Historical crime novel set in County WEXFORD
Talking Location With …. Laurie Petrou – ONTARIO
18th June 2022
TalkingLocationWith ... Laurie Petrou, author of Stargazer – ONTARIO
I knew from the moment I conceived of Stargazer that I wanted it to take place at a remote university in Ontario’s cottage country. I was inspired by The Talented Mr. Ripley, The Virgin Suicides, and The Secret History – all books that made place a sly and unavoidable side character. Home, and then, tantalizingly, Away. I wanted to draw out the lazy summer days in a wealthy suburb of Toronto, and also to deeply explore a campus built into the forest. There is something so beautiful and creepy about disappearing to the woods, something about summer camp that engenders friendships that become intimately close very quickly, and are heartbreaking to leave behind. I knew the setting almost as quickly as I saw Diana and Aurelle, the main characters, in my imagination.
I went to summer camp in Huntsville as a child, and have spent a lot of time at cottages in the Haliburton, Gravenhurst, and Muskoka areas. My family spends a week every summer near Haliburton, on Koshlong Lake, at YMCA Wanakita Family Camp. It is my favourite family event of the year. There are a number of small details in the book that I borrowed from Wanakita – the polar dip with the large gong bell at the old dining hall, the waterfront, the enormous evergreen trees, the wood-burnt lettering on the signs. These things are typical of most camp settings, and have been living in my mind, as they say, rent free for years. The Haliburton area boasts beautiful sunsets with pine tree silhouettes straight from a Tom Thompson painting.
The lake features largely in Stargazer, as it is positioned between the campus and the Martin cottage, where the girls have taken up residence. Diana’s memories of the lake and its powerful potential are never far from her thoughts as they ‘commute’ back and forth by canoe. There are many lakes in cottage country, most with a similar visage of cottages all around the edges, their docks stretching into the water, their lights and the sounds, in the evening quiet, stretching almost too easily across the lake, betraying the activities of the residents. I was curious about how the residents of the Rocky Barrens cottages and homes would get along, or not, with the students of RBU, and while there is not a lot in the book about this relationship, I chuckled to myself imagining a backlog of noise complaints about the students. In my mind, I see Koshlong Lake, where it is easy to hear and see across the water, and where there are small ‘islands’ of trees dotted within the lake, providing visual interest and opportunity for exploring by water.
In doing research into where I wanted the book to take place, I stumbled upon the Torrance Barrens, which greatly inspired the invention of Rocky Barrens. The Torrance Barrens is a conservation area west of Gravenhurst, and became the first designated Dark Sky Reserve in 1999, and local activists fought to enact bylaws protecting the spot from light pollution. There is a website run by ‘The Guardians of the Dark Sky and Barrens’, which I love, as they sound like passionate warriors of the stars. https://www.torrancebarrens.com/ I love the notion of a rocky, barren landscape where people return to watch the stars, and while at one point I used Torrance Barrens itself, I decided I had more opportunities to stretch the truth if Rocky Barrens was merely inspired by the place.
Winter in many parts of Canada can be cruel and punishing, although frankly, the rest of the country finds any complaining on Ontario’s part laughable. But the truth remains that the season is long ‘up north’, and when the snow is deep and the water frozen, there is a ‘if you can’t beat it, join it’ approach to winter in a place where summer and fall are so beloved for their seasonal beauty and activities.
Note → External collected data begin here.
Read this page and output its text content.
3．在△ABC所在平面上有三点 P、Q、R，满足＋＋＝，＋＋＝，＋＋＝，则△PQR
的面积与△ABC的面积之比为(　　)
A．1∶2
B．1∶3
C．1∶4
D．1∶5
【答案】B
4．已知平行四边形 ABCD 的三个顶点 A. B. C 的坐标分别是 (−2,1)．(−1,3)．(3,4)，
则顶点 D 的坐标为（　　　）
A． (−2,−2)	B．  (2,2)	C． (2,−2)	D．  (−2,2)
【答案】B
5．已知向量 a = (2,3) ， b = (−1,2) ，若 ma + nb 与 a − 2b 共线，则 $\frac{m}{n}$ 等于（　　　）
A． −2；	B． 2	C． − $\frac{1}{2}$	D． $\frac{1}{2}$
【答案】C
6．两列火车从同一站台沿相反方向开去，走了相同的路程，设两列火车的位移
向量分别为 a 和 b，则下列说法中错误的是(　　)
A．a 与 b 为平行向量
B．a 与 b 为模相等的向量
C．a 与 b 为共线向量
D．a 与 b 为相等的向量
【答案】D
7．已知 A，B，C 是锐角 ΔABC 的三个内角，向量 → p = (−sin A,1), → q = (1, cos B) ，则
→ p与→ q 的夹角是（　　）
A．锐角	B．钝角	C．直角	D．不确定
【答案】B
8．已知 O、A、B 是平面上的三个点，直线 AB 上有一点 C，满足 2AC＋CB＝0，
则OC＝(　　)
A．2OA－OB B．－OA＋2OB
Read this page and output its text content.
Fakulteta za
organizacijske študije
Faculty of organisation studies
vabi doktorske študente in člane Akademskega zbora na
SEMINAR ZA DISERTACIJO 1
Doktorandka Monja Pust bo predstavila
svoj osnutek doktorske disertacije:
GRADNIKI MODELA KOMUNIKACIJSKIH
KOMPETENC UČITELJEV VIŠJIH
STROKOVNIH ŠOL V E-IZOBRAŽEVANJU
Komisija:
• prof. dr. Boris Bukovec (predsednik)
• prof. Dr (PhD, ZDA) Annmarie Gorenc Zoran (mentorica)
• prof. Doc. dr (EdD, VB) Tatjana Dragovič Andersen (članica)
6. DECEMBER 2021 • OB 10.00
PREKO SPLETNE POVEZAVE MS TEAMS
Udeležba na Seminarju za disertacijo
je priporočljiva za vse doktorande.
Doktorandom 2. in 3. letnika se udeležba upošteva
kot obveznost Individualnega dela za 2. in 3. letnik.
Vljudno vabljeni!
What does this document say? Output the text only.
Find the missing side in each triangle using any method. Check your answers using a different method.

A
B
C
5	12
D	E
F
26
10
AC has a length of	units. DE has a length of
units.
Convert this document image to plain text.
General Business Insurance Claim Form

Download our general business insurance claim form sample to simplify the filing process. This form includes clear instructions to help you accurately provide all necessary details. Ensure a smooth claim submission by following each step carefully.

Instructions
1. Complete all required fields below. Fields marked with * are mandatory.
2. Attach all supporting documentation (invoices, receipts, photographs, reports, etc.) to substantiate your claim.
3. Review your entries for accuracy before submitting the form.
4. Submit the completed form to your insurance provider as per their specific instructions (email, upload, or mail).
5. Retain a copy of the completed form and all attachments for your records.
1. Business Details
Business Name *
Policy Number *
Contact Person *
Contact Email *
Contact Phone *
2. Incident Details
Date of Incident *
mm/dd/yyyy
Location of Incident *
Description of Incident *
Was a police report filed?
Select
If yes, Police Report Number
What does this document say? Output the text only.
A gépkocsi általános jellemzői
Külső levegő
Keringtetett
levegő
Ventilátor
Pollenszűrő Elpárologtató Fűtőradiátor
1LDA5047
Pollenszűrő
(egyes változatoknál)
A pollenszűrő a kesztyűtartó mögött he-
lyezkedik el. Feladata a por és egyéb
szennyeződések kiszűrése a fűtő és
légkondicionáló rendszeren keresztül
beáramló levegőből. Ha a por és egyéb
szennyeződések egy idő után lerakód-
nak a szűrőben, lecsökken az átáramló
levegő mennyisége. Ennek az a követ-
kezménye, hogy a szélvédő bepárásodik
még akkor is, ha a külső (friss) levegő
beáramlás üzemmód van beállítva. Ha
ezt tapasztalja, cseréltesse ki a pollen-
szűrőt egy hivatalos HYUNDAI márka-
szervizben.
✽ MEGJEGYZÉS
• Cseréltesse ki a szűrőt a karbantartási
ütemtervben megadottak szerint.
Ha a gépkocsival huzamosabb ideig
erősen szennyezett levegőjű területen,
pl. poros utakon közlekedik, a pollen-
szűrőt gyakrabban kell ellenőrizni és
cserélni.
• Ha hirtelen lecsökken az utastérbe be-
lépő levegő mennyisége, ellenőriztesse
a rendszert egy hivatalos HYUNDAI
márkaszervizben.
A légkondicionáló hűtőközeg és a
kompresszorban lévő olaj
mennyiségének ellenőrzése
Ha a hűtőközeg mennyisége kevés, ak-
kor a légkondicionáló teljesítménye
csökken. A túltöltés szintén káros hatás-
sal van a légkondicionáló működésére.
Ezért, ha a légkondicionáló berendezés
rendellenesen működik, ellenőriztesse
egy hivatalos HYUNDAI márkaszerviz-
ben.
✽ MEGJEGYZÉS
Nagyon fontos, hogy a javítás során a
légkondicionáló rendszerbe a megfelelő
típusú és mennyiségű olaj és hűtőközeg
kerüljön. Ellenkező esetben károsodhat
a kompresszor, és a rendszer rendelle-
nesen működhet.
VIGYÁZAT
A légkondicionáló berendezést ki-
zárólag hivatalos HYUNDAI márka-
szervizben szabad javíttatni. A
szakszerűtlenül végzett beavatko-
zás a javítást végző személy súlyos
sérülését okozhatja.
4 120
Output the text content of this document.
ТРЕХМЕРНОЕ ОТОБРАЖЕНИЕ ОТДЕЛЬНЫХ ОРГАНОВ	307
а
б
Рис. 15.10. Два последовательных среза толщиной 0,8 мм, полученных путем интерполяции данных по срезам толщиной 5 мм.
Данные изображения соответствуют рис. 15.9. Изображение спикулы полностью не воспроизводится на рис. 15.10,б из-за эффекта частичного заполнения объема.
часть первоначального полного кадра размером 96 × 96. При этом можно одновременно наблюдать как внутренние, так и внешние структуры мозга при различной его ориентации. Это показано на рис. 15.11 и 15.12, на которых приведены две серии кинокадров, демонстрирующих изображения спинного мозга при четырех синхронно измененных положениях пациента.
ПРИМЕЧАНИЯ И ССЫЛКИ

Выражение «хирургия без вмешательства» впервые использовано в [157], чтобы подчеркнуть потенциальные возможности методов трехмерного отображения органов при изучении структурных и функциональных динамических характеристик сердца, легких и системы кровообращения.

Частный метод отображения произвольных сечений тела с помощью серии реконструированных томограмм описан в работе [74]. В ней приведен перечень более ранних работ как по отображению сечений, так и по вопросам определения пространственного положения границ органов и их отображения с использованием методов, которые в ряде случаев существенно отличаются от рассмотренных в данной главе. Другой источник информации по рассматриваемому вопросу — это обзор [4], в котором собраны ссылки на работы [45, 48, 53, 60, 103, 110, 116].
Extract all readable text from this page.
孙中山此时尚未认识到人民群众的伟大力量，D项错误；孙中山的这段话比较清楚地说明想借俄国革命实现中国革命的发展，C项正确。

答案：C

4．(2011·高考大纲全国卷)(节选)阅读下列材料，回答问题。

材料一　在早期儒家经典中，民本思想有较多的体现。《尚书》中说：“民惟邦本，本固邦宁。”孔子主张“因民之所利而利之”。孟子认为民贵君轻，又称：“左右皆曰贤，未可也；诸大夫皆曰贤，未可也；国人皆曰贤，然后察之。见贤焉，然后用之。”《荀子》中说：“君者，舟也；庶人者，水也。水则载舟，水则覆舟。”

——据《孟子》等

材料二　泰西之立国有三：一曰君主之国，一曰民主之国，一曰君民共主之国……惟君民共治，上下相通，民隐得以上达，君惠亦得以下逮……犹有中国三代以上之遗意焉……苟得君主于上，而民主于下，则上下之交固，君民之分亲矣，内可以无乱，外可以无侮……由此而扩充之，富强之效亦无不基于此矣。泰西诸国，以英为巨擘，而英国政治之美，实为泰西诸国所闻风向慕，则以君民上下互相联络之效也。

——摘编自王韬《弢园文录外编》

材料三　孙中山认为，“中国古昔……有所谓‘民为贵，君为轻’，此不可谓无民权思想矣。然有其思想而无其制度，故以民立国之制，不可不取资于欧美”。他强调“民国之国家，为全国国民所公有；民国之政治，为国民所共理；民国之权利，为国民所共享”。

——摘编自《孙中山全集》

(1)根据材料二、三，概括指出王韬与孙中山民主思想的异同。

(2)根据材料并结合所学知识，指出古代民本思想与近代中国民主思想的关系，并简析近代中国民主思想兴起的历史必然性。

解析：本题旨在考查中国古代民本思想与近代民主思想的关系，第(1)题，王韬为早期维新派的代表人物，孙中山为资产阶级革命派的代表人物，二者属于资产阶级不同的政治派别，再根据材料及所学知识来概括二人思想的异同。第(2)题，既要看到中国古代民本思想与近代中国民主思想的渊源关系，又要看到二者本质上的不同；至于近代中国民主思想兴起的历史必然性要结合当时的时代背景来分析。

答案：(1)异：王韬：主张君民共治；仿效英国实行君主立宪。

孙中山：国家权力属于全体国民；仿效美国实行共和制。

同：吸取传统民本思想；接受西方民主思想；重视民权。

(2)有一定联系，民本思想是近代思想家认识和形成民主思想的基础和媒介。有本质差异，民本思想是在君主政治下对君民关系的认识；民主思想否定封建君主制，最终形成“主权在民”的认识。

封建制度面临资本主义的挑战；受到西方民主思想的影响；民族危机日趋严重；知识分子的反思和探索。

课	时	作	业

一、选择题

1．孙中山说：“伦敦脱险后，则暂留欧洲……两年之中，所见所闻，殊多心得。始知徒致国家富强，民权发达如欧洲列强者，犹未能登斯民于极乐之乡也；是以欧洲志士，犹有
I wanted these girls, who hail from a bougie area of Toronto where the snow is regularly cleared for them, to cope with the day to day realities of winter in Muskoka: the clothing, the smells, the challenges of getting from A to B. I wanted to see how weather, in its cold, short days and darkness, played with their moods and actions. I also wanted to introduce winter sport into the narrative, and so Diana competing in the winter Triathlon at RBU gave me an opportunity to put a character whose body is so strong and sure into skates and snowshoes, put her on the lake and racing through the trees.
I love campus novels, and I love camp. What better, I thought, than to combine these two things, and create a campus in the woods? At Family camp, there are many sites for campfires within clusters of cabins throughout the sprawling woods of the property. There is a nighttime tradition, where those gathered around one campfire will shout, in unison, at the top of their lungs, ‘We are campfire Number One, Number One, Number One. Where is Number Two?’ The sound echoes through the woods, ripples across the water, and just when you think no one has heard you, the call comes back: it is campfire Number Two, asking for Number Three. And so we reach out to one another through the trees, as the calls move through the darkness.